Poniedziałek, 11 maja 2020
Rozmiar klęski i odważne decyzje

Ks. Adam Boniecki, redaktor senior „Tygodnika Powszechnego”, poinformował w najnowszym numerze czasopisma z 10 maja, że „zamknięcie wielu punktów sprzedaży, w tym ok. 90 proc. salonów prasowych sieci Empik, zmniejszyło nam sprzedaż kioskową o ok. 23 proc., wzrosły jednak w tym czasie prenumerata redakcyjna (ponad 9 tys. prenumeratorów ‘Tygodnika’ i wydań specjalnych) oraz prenumerata za pośrednictwem Ruchu (od. 160 prenumerat). U nas również rośnie zapotrzebowanie na wydania cyfrowe: mamy ok. 6500 wykupionych dostępów do strony internetowej (wciąż napływaj nowe), 1300 wykupionych prenumerat na czytniki Kindle,1500 prenumerat elektronicznych w formacie e-gazeta. Na urządzenia mobilne wykupiono w marcu ponad 1300 abonamentów. Razem wydania papierowe i elektroniczne ‘Tygodnika’ kupuje w tej chwili ok. 38-40 tys. użytkowników”.

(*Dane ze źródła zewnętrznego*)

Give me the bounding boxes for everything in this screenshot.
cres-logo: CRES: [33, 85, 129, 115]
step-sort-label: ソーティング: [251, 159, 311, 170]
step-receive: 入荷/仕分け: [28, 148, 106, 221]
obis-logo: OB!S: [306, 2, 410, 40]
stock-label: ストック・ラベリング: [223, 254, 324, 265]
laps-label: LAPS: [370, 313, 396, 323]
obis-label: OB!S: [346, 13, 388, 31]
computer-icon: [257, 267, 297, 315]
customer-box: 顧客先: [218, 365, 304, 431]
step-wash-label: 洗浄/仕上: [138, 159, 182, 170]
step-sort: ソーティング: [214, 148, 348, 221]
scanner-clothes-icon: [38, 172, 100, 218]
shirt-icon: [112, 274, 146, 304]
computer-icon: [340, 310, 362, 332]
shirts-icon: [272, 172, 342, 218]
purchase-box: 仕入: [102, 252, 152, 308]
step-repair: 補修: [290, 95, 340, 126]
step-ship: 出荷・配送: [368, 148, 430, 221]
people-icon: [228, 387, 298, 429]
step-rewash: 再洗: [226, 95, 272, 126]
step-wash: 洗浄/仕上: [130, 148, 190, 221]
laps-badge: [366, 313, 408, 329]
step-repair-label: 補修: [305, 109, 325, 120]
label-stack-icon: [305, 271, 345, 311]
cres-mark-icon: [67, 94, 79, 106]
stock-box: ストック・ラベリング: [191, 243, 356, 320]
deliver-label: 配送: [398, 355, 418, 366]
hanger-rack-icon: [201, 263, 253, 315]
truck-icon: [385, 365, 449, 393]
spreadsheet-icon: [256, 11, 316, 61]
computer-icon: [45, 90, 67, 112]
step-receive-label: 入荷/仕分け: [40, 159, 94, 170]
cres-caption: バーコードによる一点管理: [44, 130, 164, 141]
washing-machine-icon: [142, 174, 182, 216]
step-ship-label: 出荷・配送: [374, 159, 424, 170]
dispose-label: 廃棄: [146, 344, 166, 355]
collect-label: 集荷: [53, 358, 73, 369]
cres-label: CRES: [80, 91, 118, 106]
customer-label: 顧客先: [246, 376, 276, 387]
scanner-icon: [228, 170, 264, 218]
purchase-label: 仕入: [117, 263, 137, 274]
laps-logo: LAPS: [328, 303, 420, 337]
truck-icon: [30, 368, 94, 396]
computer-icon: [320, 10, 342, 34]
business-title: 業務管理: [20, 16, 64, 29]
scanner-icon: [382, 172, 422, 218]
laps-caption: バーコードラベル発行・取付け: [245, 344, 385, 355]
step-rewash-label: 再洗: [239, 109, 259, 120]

Ks. Adam Boniecki w tym samym tekście przekazał też informacje o opublikowanym 24 kwietnia przez Katolicką Agencję Informacyjną raporcie o wynikach sprzedaży czterech tygodników: „Gościa Niedzielnego”, „Niedzieli”, „Przewodnika Katolickiego” i „Idziemy”. Raport, jak pisze ks. Adam Boniecki, „pokazuje rozmiar klęski oraz odważne decyzje redakcji wobec zniknięcia gwarantującej bezpieczeństwo dystrybucji w ponad 10 tysiącach parafii (niektórzy przyznają, że 80 proc. sprzedaży to była sprzedaż w parafiach)”. Jedne redakcje rezygnują więc z druku dodatków diecezjalnych, inne zawieszają drukowanie pisma i ograniczają się tylko do wydań cyfrowych, chociaż – jak wynika z raportu – wersja elektroniczna nie zastępuje papierowej mimo wzrostu sprzedaży prenumerat i liczby nabywców form elektronicznych. Jak pisze autor tekstu, „wspólny jest problem cięcia kosztów: jedni ograniczaj liczbę tekstów, inni wydaj podwójne numery, ktoś za zgodą autorów zmniejsza honoraria itd. Redakcję wysyłaj pracowników na zaległe urlopy. Ratunkiem bywa wsparcie czytelników i przyjaciół”.

Spadek sprzedaży prasy w parafiach nie dotknęło „Tygodnika Powszechnego”, bo nie był sprzedawany w kioskach przykościelnych, lecz funkcjonuje na wolnym rynku.